The news report also showed materials from the al-Aqsa Martyrs Brigade, a confirmed terrorist group that threatens civilian Jews.

Paul Edgar, Associate Professor of UT’s Clements Center for National Security told Fox News the documents repeatedly called for the elimination of Israel through violence. “That’s about as extreme as you can get,” he said.

KVUE in Austin reported that weapons including guns, mallets and chains were found at the encampments and a representative from the Texas Department of Public Safety told the Senate subcommittee that officers found buckets of snowball sized rocks, photos of which appeared in news reports. Several who testified at the Senate Sub-Committee hearing contemptuously dismissed those allegations.

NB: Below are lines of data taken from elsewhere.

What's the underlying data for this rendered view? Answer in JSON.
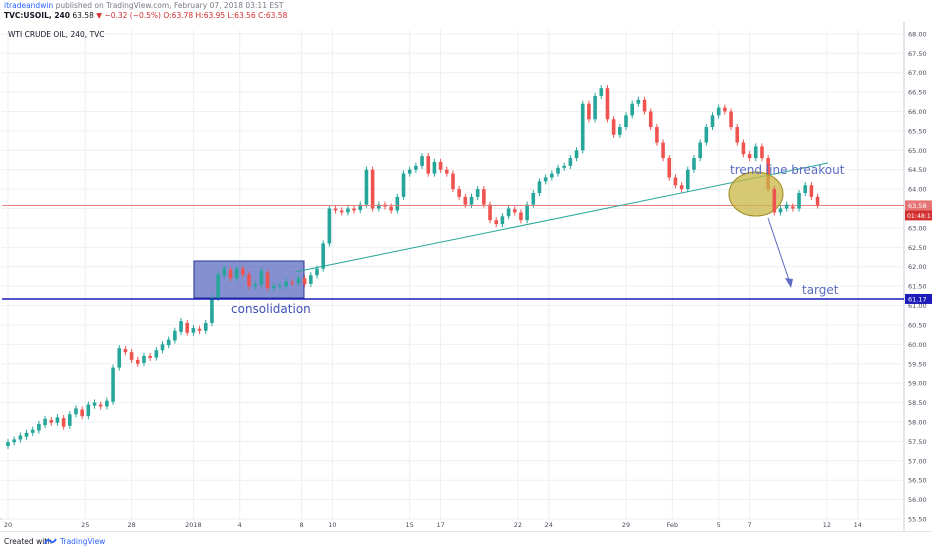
{
  "header": {
    "author": "itradeandwin",
    "published": "published on TradingView.com, February 07, 2018 03:11 EST",
    "symbol": "TVC:USOIL, 240",
    "last": "63.58",
    "arrow": "▼",
    "change": "−0.32 (−0.5%)",
    "ohlc": "O:63.78 H:63.95 L:63.56 C:63.58"
  },
  "footer": {
    "created_with": "Created with",
    "brand": "TradingView"
  },
  "chart_data": {
    "type": "candlestick",
    "title": "WTI CRUDE OIL, 240, TVC",
    "ylim": [
      55.5,
      68.1
    ],
    "y_ticks": [
      "68.00",
      "67.50",
      "67.00",
      "66.50",
      "66.00",
      "65.50",
      "65.00",
      "64.50",
      "64.00",
      "63.50",
      "63.00",
      "62.50",
      "62.00",
      "61.50",
      "61.00",
      "60.50",
      "60.00",
      "59.50",
      "59.00",
      "58.50",
      "58.00",
      "57.50",
      "57.00",
      "56.50",
      "56.00",
      "55.50"
    ],
    "x_ticks": [
      {
        "label": "20",
        "day": 0
      },
      {
        "label": "25",
        "day": 5
      },
      {
        "label": "28",
        "day": 8
      },
      {
        "label": "2018",
        "day": 12
      },
      {
        "label": "4",
        "day": 15
      },
      {
        "label": "8",
        "day": 19
      },
      {
        "label": "10",
        "day": 21
      },
      {
        "label": "15",
        "day": 26
      },
      {
        "label": "17",
        "day": 28
      },
      {
        "label": "22",
        "day": 33
      },
      {
        "label": "24",
        "day": 35
      },
      {
        "label": "29",
        "day": 40
      },
      {
        "label": "Feb",
        "day": 43
      },
      {
        "label": "5",
        "day": 46
      },
      {
        "label": "7",
        "day": 48
      },
      {
        "label": "12",
        "day": 53
      },
      {
        "label": "14",
        "day": 55
      }
    ],
    "candles": [
      [
        0.0,
        57.38,
        57.48
      ],
      [
        0.4,
        57.48,
        57.55
      ],
      [
        0.8,
        57.55,
        57.65
      ],
      [
        1.2,
        57.62,
        57.72
      ],
      [
        1.6,
        57.72,
        57.8
      ],
      [
        2.0,
        57.78,
        57.95
      ],
      [
        2.4,
        57.92,
        58.08
      ],
      [
        2.8,
        58.05,
        57.98
      ],
      [
        3.2,
        57.98,
        58.12
      ],
      [
        3.6,
        58.1,
        57.88
      ],
      [
        4.0,
        57.9,
        58.2
      ],
      [
        4.4,
        58.2,
        58.35
      ],
      [
        4.8,
        58.32,
        58.15
      ],
      [
        5.2,
        58.15,
        58.45
      ],
      [
        5.6,
        58.42,
        58.5
      ],
      [
        6.0,
        58.45,
        58.4
      ],
      [
        6.4,
        58.4,
        58.55
      ],
      [
        6.8,
        58.52,
        59.4
      ],
      [
        7.2,
        59.4,
        59.9
      ],
      [
        7.6,
        59.88,
        59.8
      ],
      [
        8.0,
        59.8,
        59.6
      ],
      [
        8.4,
        59.6,
        59.5
      ],
      [
        8.8,
        59.52,
        59.7
      ],
      [
        9.2,
        59.7,
        59.65
      ],
      [
        9.6,
        59.66,
        59.85
      ],
      [
        10.0,
        59.85,
        60.0
      ],
      [
        10.4,
        59.98,
        60.12
      ],
      [
        10.8,
        60.1,
        60.35
      ],
      [
        11.2,
        60.32,
        60.6
      ],
      [
        11.6,
        60.55,
        60.3
      ],
      [
        12.0,
        60.3,
        60.42
      ],
      [
        12.4,
        60.4,
        60.35
      ],
      [
        12.8,
        60.35,
        60.55
      ],
      [
        13.2,
        60.55,
        61.2
      ],
      [
        13.6,
        61.2,
        61.8
      ],
      [
        14.0,
        61.78,
        61.95
      ],
      [
        14.4,
        61.92,
        61.7
      ],
      [
        14.8,
        61.7,
        61.95
      ],
      [
        15.2,
        61.95,
        61.8
      ],
      [
        15.6,
        61.8,
        61.5
      ],
      [
        16.0,
        61.5,
        61.55
      ],
      [
        16.4,
        61.55,
        61.9
      ],
      [
        16.8,
        61.85,
        61.45
      ],
      [
        17.2,
        61.45,
        61.5
      ],
      [
        17.6,
        61.5,
        61.52
      ],
      [
        18.0,
        61.5,
        61.62
      ],
      [
        18.4,
        61.6,
        61.58
      ],
      [
        18.8,
        61.58,
        61.7
      ],
      [
        19.2,
        61.7,
        61.55
      ],
      [
        19.6,
        61.56,
        61.78
      ],
      [
        20.0,
        61.78,
        61.95
      ],
      [
        20.4,
        61.95,
        62.6
      ],
      [
        20.8,
        62.6,
        63.5
      ],
      [
        21.2,
        63.5,
        63.45
      ],
      [
        21.6,
        63.45,
        63.4
      ],
      [
        22.0,
        63.4,
        63.5
      ],
      [
        22.4,
        63.5,
        63.45
      ],
      [
        22.8,
        63.46,
        63.6
      ],
      [
        23.2,
        63.6,
        64.5
      ],
      [
        23.6,
        64.5,
        63.5
      ],
      [
        24.0,
        63.5,
        63.6
      ],
      [
        24.4,
        63.6,
        63.55
      ],
      [
        24.8,
        63.55,
        63.45
      ],
      [
        25.2,
        63.45,
        63.8
      ],
      [
        25.6,
        63.8,
        64.4
      ],
      [
        26.0,
        64.4,
        64.5
      ],
      [
        26.4,
        64.5,
        64.6
      ],
      [
        26.8,
        64.6,
        64.85
      ],
      [
        27.2,
        64.85,
        64.4
      ],
      [
        27.6,
        64.4,
        64.7
      ],
      [
        28.0,
        64.7,
        64.5
      ],
      [
        28.4,
        64.5,
        64.4
      ],
      [
        28.8,
        64.4,
        64.0
      ],
      [
        29.2,
        64.0,
        63.8
      ],
      [
        29.6,
        63.8,
        63.6
      ],
      [
        30.0,
        63.6,
        63.8
      ],
      [
        30.4,
        63.8,
        64.0
      ],
      [
        30.8,
        64.0,
        63.6
      ],
      [
        31.2,
        63.6,
        63.2
      ],
      [
        31.6,
        63.2,
        63.1
      ],
      [
        32.0,
        63.1,
        63.3
      ],
      [
        32.4,
        63.3,
        63.5
      ],
      [
        32.8,
        63.48,
        63.4
      ],
      [
        33.2,
        63.4,
        63.2
      ],
      [
        33.6,
        63.2,
        63.6
      ],
      [
        34.0,
        63.6,
        63.9
      ],
      [
        34.4,
        63.9,
        64.2
      ],
      [
        34.8,
        64.2,
        64.3
      ],
      [
        35.2,
        64.3,
        64.4
      ],
      [
        35.6,
        64.4,
        64.55
      ],
      [
        36.0,
        64.55,
        64.6
      ],
      [
        36.4,
        64.6,
        64.8
      ],
      [
        36.8,
        64.8,
        65.0
      ],
      [
        37.2,
        65.0,
        66.2
      ],
      [
        37.6,
        66.2,
        65.8
      ],
      [
        38.0,
        65.8,
        66.4
      ],
      [
        38.4,
        66.4,
        66.6
      ],
      [
        38.8,
        66.6,
        65.8
      ],
      [
        39.2,
        65.8,
        65.4
      ],
      [
        39.6,
        65.4,
        65.6
      ],
      [
        40.0,
        65.6,
        65.9
      ],
      [
        40.4,
        65.9,
        66.2
      ],
      [
        40.8,
        66.2,
        66.3
      ],
      [
        41.2,
        66.3,
        66.0
      ],
      [
        41.6,
        66.0,
        65.6
      ],
      [
        42.0,
        65.6,
        65.2
      ],
      [
        42.4,
        65.2,
        64.8
      ],
      [
        42.8,
        64.8,
        64.3
      ],
      [
        43.2,
        64.3,
        64.1
      ],
      [
        43.6,
        64.1,
        64.0
      ],
      [
        44.0,
        64.0,
        64.5
      ],
      [
        44.4,
        64.5,
        64.8
      ],
      [
        44.8,
        64.8,
        65.2
      ],
      [
        45.2,
        65.2,
        65.6
      ],
      [
        45.6,
        65.6,
        65.9
      ],
      [
        46.0,
        65.9,
        66.1
      ],
      [
        46.4,
        66.1,
        66.0
      ],
      [
        46.8,
        66.0,
        65.6
      ],
      [
        47.2,
        65.6,
        65.2
      ],
      [
        47.6,
        65.2,
        64.9
      ],
      [
        48.0,
        64.9,
        64.8
      ],
      [
        48.4,
        64.8,
        65.1
      ],
      [
        48.8,
        65.1,
        64.8
      ],
      [
        49.2,
        64.8,
        64.0
      ],
      [
        49.6,
        64.0,
        63.4
      ],
      [
        50.0,
        63.4,
        63.5
      ],
      [
        50.4,
        63.5,
        63.6
      ],
      [
        50.8,
        63.55,
        63.5
      ],
      [
        51.2,
        63.5,
        63.9
      ],
      [
        51.6,
        63.9,
        64.1
      ],
      [
        52.0,
        64.1,
        63.8
      ],
      [
        52.4,
        63.8,
        63.58
      ]
    ],
    "horizontal_lines": [
      {
        "price": 61.17,
        "label": "61.17",
        "color": "#1c1cb8"
      },
      {
        "price": 63.58,
        "label": "63.58",
        "color": "#e57373"
      }
    ],
    "countdown": "01:48:1",
    "annotations": {
      "consolidation": "consolidation",
      "trend_line_breakout": "trend line breakout",
      "target": "target"
    },
    "colors": {
      "up": "#26a69a",
      "down": "#ef5350",
      "box": "#5c6bc0",
      "circle": "#c9b545",
      "trend": "#26a69a"
    }
  }
}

The Texas Bureau of the Daily Mail revealed the names of half a dozen protesters who were not students who had been arrested, including a former third grade teacher at Becker Elementary School in Austin.

UT initiated an investigative process to determine possible disciplinary action earlier this month for students who were arrested, but it is not clear if the university or a law enforcement agency is investigating the non-students who were arrested. Amazingly, it doesn’t appear that any major Texas media outlet has asked about the non-students who comprised at least half of the people who were arrested. It is not clear why they have been written out of the story.

Were the non-student protesters just Austin hangers-on? Were they random activists, the kind who are always in search of a protest? Or were some of them affiliated with the national groups that were coordinating campus protests across the country?

Finally, if pro-Hamas propaganda materials advocating violence were found on the UT campus during the protests, as Fox News reported, did it belong to UT students or “outside agitators?” And whoever it belonged to, where are those people now?    

Sherry Sylvester is a Distinguished Senior Fellow at the Texas Public Policy Institute and the former Senior Advisor to Texas Lt. Governor Dan Patrick.